David Morgan, Partner
Burness Paull LLP
“As an employment lawyer, I have found mediation to be the best way to resolve complex disputes which arise between employers and employees. Many employment related disputes, particularly those involving actual or perceived discrimination, have a high emotional content and mediation affords both parties the opportunity to voice and respond to underlying concerns and, having done so, to focus on obtaining a long-term resolution.”
Stuart Robertson, Partner, Head of Employment Law
Gilson Gray LLP
“As a millennial designer in favour of collaboration, transparency, creativity and communication, mediation seeks to get to the bottom of a problem, acknowledge and accept it, generate possible solutions and then test them.

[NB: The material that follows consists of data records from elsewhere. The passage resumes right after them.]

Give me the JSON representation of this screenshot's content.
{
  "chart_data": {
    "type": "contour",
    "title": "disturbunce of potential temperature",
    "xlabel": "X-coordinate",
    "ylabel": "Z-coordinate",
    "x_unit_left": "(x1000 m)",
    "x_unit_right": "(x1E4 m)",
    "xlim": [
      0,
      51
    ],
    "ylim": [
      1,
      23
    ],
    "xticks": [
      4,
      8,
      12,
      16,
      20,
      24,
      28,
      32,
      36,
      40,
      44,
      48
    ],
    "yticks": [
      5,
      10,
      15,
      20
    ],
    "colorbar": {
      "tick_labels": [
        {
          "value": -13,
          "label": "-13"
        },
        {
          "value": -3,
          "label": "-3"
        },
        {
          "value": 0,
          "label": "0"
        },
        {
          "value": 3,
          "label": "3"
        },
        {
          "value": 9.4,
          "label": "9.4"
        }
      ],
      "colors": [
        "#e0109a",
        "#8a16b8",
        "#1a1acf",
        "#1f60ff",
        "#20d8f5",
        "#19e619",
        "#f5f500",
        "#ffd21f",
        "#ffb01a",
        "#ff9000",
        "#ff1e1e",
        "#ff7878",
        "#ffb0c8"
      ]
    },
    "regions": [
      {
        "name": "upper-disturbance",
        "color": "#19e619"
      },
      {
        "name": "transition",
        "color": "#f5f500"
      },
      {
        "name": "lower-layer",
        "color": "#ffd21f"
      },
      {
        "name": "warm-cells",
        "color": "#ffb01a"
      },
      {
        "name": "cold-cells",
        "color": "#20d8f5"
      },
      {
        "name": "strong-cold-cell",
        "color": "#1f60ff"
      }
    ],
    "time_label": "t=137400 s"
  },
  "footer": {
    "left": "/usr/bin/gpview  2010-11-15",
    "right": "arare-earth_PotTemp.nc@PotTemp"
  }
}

The result typically responds to the underlying issue and a successful mediation involves a positive outcome for both parties. It is a human-centred approach to conflict resolution. On the contrary, from the perspective of the “customer”, traditional litigation takes up a lot of time, causes huge stress and for at least 50% of those involved, the outcome is hugely negative. A move to favour mediation fits well with the Scottish Government’s vision for national wellbeing.”
Rosemary Scrimgeour, Co-founder
“I’m an ombudsman, using investigation and adjudication as the default process for dispute resolution. It is a perfect method for examining the detail of the evidence, requiring redress and making recommendations for improvement. The outcome will inevitably be for or against, creating a winner and a loser. Ombuds are therefore increasingly using the techniques of mediation where the parties can explore what happened, how they feel about it, and find mutually acceptable solutions that allow trust to be restored and relationships rebuilt.
Lewis Shand Smith, Chair
The Business Banking Resolution Service
“Litigation is fundamental to dispute resolution, because its conclusions set the state’s expectations of societal behaviours. Bearing that in mind, I have found that mediation may best produce innovative and balanced solutions to diverse and evolving circumstances, for the benefit of willing stakeholders. Covid 19 is one such circumstance.”